Yeah but sometimes I just want a greasy fast food burger…

… Fr. Longenecker has this great post over on his blog about the often heard claim of being “spiritual but not religious”. I was going to post a couple of choice quotes but I couldn’t decide, so here is the entire first part of his post. If you want to read rest you have to follow the link.

“What’s all this “spiritual but not religious” claptrap? Saying you’re spiritual but not religious is like saying you love food, but hate cooking. Let’s take it further. You love food but hate cooking? That means you can’t be bothered to learn to cook. You can’t be bothered to study food and a meal and how it all fits togethers. You can’t be bothered to read cookbooks and learn how to make a recipe. You’re not willing to give it a try and burn something and be embarrassed. You’re not willing to burn your fingers, make a mess and have to clean it up. You’re not willing to invite friends, plan a dinner party, take a risk, spend some money and cook for them.
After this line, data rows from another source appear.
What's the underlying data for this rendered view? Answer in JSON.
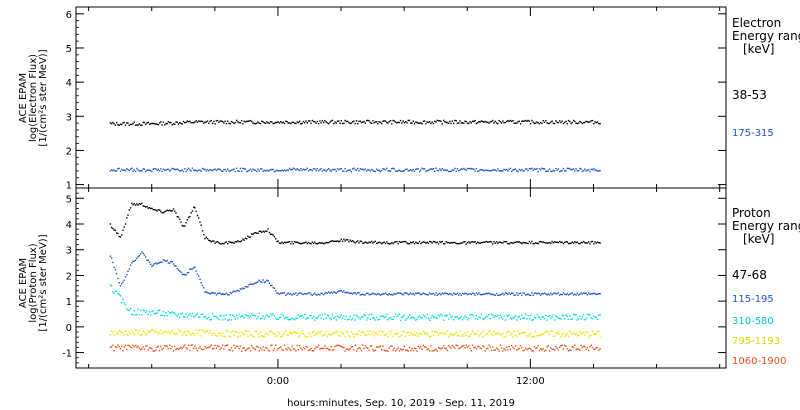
{
  "chart_data": [
    {
      "type": "scatter",
      "panel": "electron",
      "ylabel_lines": [
        "ACE EPAM",
        "log(Electron Flux)",
        "[1/(cm²s ster MeV)]"
      ],
      "ylim": [
        0.9,
        6.2
      ],
      "yticks": [
        1,
        2,
        3,
        4,
        5,
        6
      ],
      "legend_title": [
        "Electron",
        "Energy range"
      ],
      "legend_unit": "[keV]",
      "series": [
        {
          "name": "38-53",
          "color": "#000000",
          "x": [
            -8,
            -6,
            -4,
            -2,
            0,
            2,
            4,
            6,
            8,
            10,
            12,
            14,
            15.3
          ],
          "y": [
            2.8,
            2.8,
            2.85,
            2.85,
            2.85,
            2.85,
            2.85,
            2.85,
            2.85,
            2.85,
            2.85,
            2.85,
            2.85
          ]
        },
        {
          "name": "175-315",
          "color": "#1f55c8",
          "x": [
            -8,
            -6,
            -4,
            -2,
            0,
            2,
            4,
            6,
            8,
            10,
            12,
            14,
            15.3
          ],
          "y": [
            1.45,
            1.45,
            1.45,
            1.45,
            1.45,
            1.45,
            1.45,
            1.45,
            1.45,
            1.45,
            1.45,
            1.45,
            1.45
          ]
        }
      ]
    },
    {
      "type": "scatter",
      "panel": "proton",
      "ylabel_lines": [
        "ACE EPAM",
        "log(Proton Flux)",
        "[1/(cm²s ster MeV)]"
      ],
      "ylim": [
        -1.6,
        5.4
      ],
      "yticks": [
        -1,
        0,
        1,
        2,
        3,
        4,
        5
      ],
      "legend_title": [
        "Proton",
        "Energy range"
      ],
      "legend_unit": "[keV]",
      "series": [
        {
          "name": "47-68",
          "color": "#000000",
          "x": [
            -8,
            -7.5,
            -7,
            -6.5,
            -6,
            -5.5,
            -5,
            -4.5,
            -4,
            -3.5,
            -3,
            -2.5,
            -2,
            -1.5,
            -1,
            -0.5,
            0,
            1,
            2,
            3,
            4,
            6,
            8,
            10,
            12,
            14,
            15.3
          ],
          "y": [
            4.0,
            3.5,
            4.8,
            4.8,
            4.6,
            4.5,
            4.6,
            3.9,
            4.7,
            3.5,
            3.3,
            3.3,
            3.3,
            3.5,
            3.7,
            3.8,
            3.3,
            3.3,
            3.3,
            3.4,
            3.3,
            3.3,
            3.3,
            3.3,
            3.3,
            3.3,
            3.3
          ]
        },
        {
          "name": "115-195",
          "color": "#1f55c8",
          "x": [
            -8,
            -7.5,
            -7,
            -6.5,
            -6,
            -5.5,
            -5,
            -4.5,
            -4,
            -3.5,
            -3,
            -2.5,
            -2,
            -1.5,
            -1,
            -0.5,
            0,
            1,
            2,
            3,
            4,
            6,
            8,
            10,
            12,
            14,
            15.3
          ],
          "y": [
            2.8,
            1.6,
            2.5,
            2.9,
            2.4,
            2.6,
            2.5,
            2.0,
            2.4,
            1.4,
            1.3,
            1.3,
            1.4,
            1.6,
            1.8,
            1.8,
            1.3,
            1.3,
            1.3,
            1.4,
            1.3,
            1.3,
            1.3,
            1.3,
            1.3,
            1.3,
            1.3
          ]
        },
        {
          "name": "310-580",
          "color": "#00dcdc",
          "x": [
            -8,
            -7,
            -6,
            -5,
            -4,
            -3,
            -2,
            -1,
            0,
            2,
            4,
            6,
            8,
            10,
            12,
            14,
            15.3
          ],
          "y": [
            1.6,
            0.6,
            0.6,
            0.5,
            0.5,
            0.4,
            0.4,
            0.45,
            0.4,
            0.4,
            0.4,
            0.4,
            0.4,
            0.4,
            0.4,
            0.4,
            0.4
          ]
        },
        {
          "name": "795-1193",
          "color": "#e6e600",
          "x": [
            -8,
            -6,
            -4,
            -2,
            0,
            2,
            4,
            6,
            8,
            10,
            12,
            14,
            15.3
          ],
          "y": [
            -0.2,
            -0.2,
            -0.2,
            -0.25,
            -0.25,
            -0.25,
            -0.25,
            -0.25,
            -0.25,
            -0.25,
            -0.25,
            -0.25,
            -0.25
          ]
        },
        {
          "name": "1060-1900",
          "color": "#e8501e",
          "x": [
            -8,
            -6,
            -4,
            -2,
            0,
            2,
            4,
            6,
            8,
            10,
            12,
            14,
            15.3
          ],
          "y": [
            -0.8,
            -0.8,
            -0.8,
            -0.8,
            -0.8,
            -0.8,
            -0.8,
            -0.8,
            -0.8,
            -0.8,
            -0.8,
            -0.8,
            -0.8
          ]
        }
      ]
    }
  ],
  "x_axis": {
    "xlim": [
      -9.6,
      21.3
    ],
    "xticks": [
      0,
      12
    ],
    "tick_labels": [
      "0:00",
      "12:00"
    ],
    "minor_tick_step": 3,
    "xlabel": "hours:minutes, Sep. 10, 2019 - Sep. 11, 2019"
  }
}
Why is that? Because you have known some bad cooks in your day? Because you were brought up on junk food? Because you have never had a cordon bleu five course meal? Because a chef once offended you in some way? Because you tried cooking from a cook book once and you failed? Because your friends think good food is snobbish? Because how can you eat a fine meal when there are hungry children in the world?”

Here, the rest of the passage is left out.